Pilkada Korsel Ricuh usai Surat Suara Kurang, 32 Ribu Warga Demo

News
07 June 2026 15:00

Bendera Korea Selatan (Korsel). (Dok: Bloomberg)
Bendera Korea Selatan (Korsel). (Dok: Bloomberg)

Sohee Kim - Bloomberg News

Bloomberg, Kemarahan publik di Korea Selatan (Korsel) kian memuncak akibat kelangkaan surat suara dalam pemilihan kepala daerah (pilkada) serentak pekan lalu. Gelombang desakan dari warga di ibu kota yang menuntut diadakannya pemungutan suara ulang kini terus meluas.

Aksi protes yang dimulai pada Rabu malam di dekat tempat pemungutan suara Jamsil — salah satu lokasi yang terdampak kekurangan surat suara saat pemungutan suara 3 Juni — kini meluas hingga ke kawasan Taman Olimpiade. Lokasi yang biasanya identik dengan konser K-pop, ajang olahraga, dan kegiatan rekreasi akhir pekan itu berubah menjadi pusat demonstrasi. Kepolisian memperkirakan lebih dari 32.000 orang berkumpul di taman tersebut hingga pukul 21.00 waktu setempat pada Sabtu (6/6), menurut laporan stasiun televisi YTN.
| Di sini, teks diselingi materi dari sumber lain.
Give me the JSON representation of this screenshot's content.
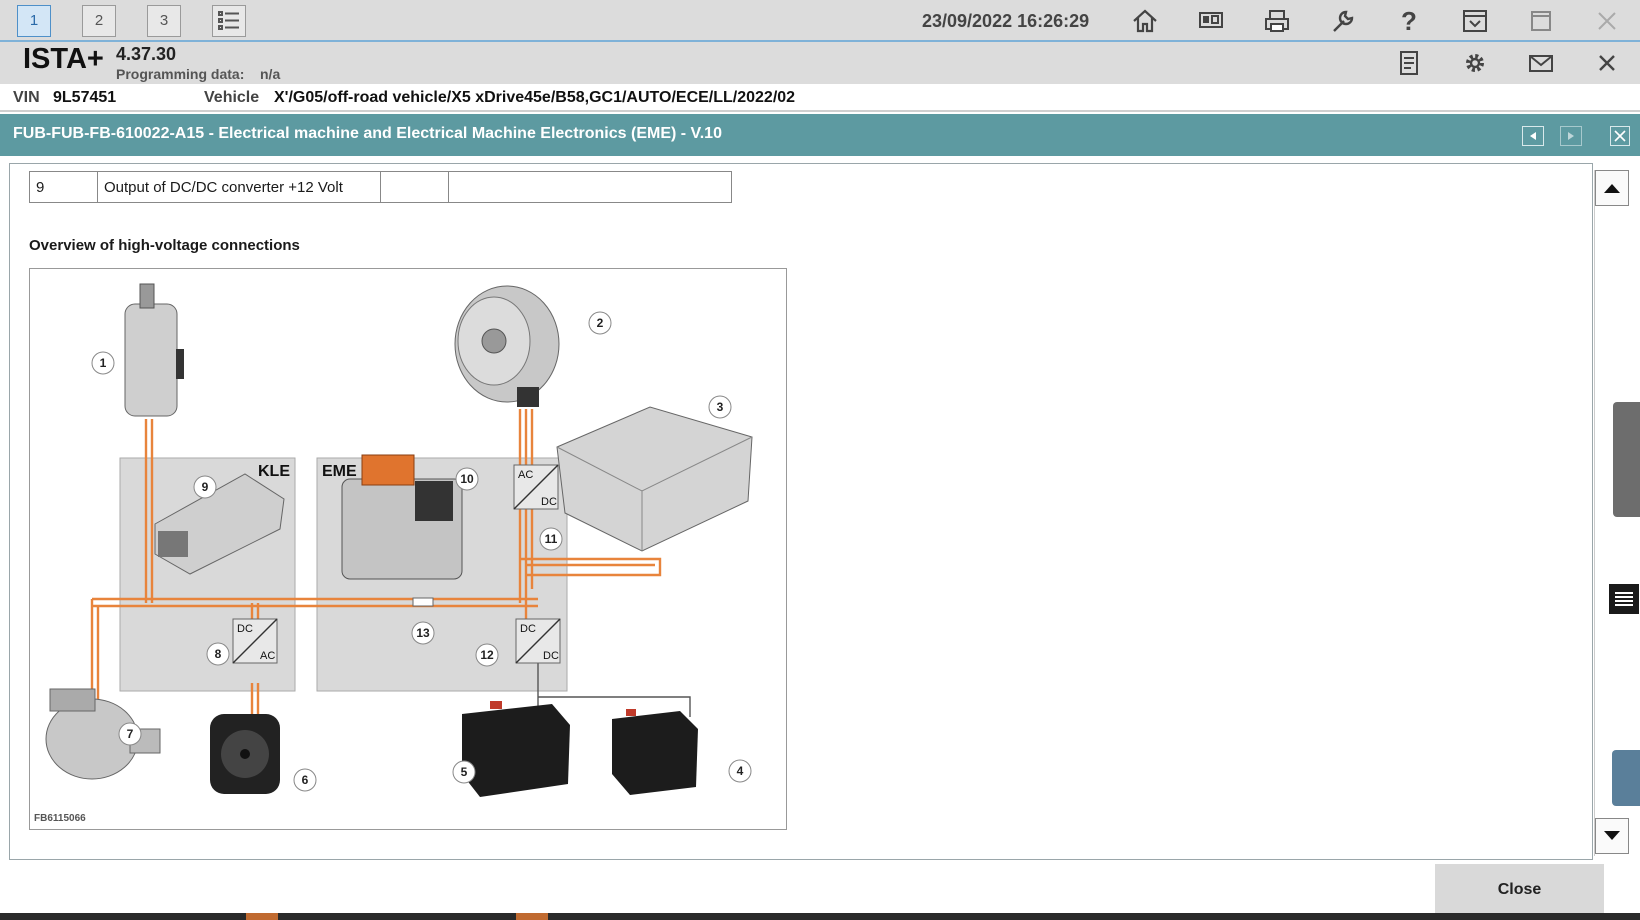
{
  "toolbar": {
    "tabs": [
      "1",
      "2",
      "3"
    ],
    "datetime": "23/09/2022 16:26:29",
    "icons": [
      "list-icon",
      "home-icon",
      "compare-icon",
      "print-icon",
      "wrench-icon",
      "help-icon",
      "download-icon",
      "window-icon",
      "close-icon"
    ]
  },
  "header": {
    "brand": "ISTA+",
    "version": "4.37.30",
    "programming_label": "Programming data:",
    "programming_value": "n/a",
    "icons": [
      "document-icon",
      "gear-icon",
      "mail-icon",
      "close-icon"
    ]
  },
  "vehicle": {
    "vin_label": "VIN",
    "vin_value": "9L57451",
    "vehicle_label": "Vehicle",
    "vehicle_value": "X'/G05/off-road vehicle/X5 xDrive45e/B58,GC1/AUTO/ECE/LL/2022/02"
  },
  "dialog": {
    "title": "FUB-FUB-FB-610022-A15 - Electrical machine and Electrical Machine Electronics (EME) - V.10",
    "table_row": {
      "number": "9",
      "description": "Output of DC/DC converter +12 Volt",
      "col3": "",
      "col4": ""
    },
    "section_title": "Overview of high-voltage connections",
    "close_label": "Close"
  },
  "diagram": {
    "box_labels": {
      "kle": "KLE",
      "eme": "EME"
    },
    "converter_labels": {
      "ac": "AC",
      "dc": "DC"
    },
    "callouts": [
      "1",
      "2",
      "3",
      "4",
      "5",
      "6",
      "7",
      "8",
      "9",
      "10",
      "11",
      "12",
      "13"
    ],
    "figure_id": "FB6115066",
    "colors": {
      "hv_cable": "#e8843c",
      "box_fill": "#d9d9d9"
    }
  },
  "colors": {
    "title_bar": "#5d9aa1",
    "toolbar": "#dcdcdc",
    "active_tab": "#4e90c9"
  }
}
Sekitar 50 tempat pemungutan suara di Seoul dan Provinsi Gyeongsang mengalami kekurangan surat suara dalam pemilihan wali kota dan gubernur provinsi. Lebih dari selusin di antaranya bahkan sempat menghentikan proses pemungutan suara, menurut Komisi Pemilihan Nasional Korsel. Meski jumlah lokasi yang terdampak hanya sebagian kecil dari lebih dari 14.000 TPS di seluruh negeri, para pengunjuk rasa menilai kesalahan tersebut harus ditangani secara serius. Sementara itu, dua partai politik terbesar saling melontarkan kritik dan tuduhan terkait kontroversi tersebut.

“Ini merupakan pelanggaran serius terhadap hak pilih kami, hak dasar kami,” kata Jeong Jin-woo, warga Seoul berusia 29 tahun yang mengikuti aksi di Taman Olimpiade pada Sabtu malam. “Ini bukan persoalan antara partai yang berkuasa dan oposisi.”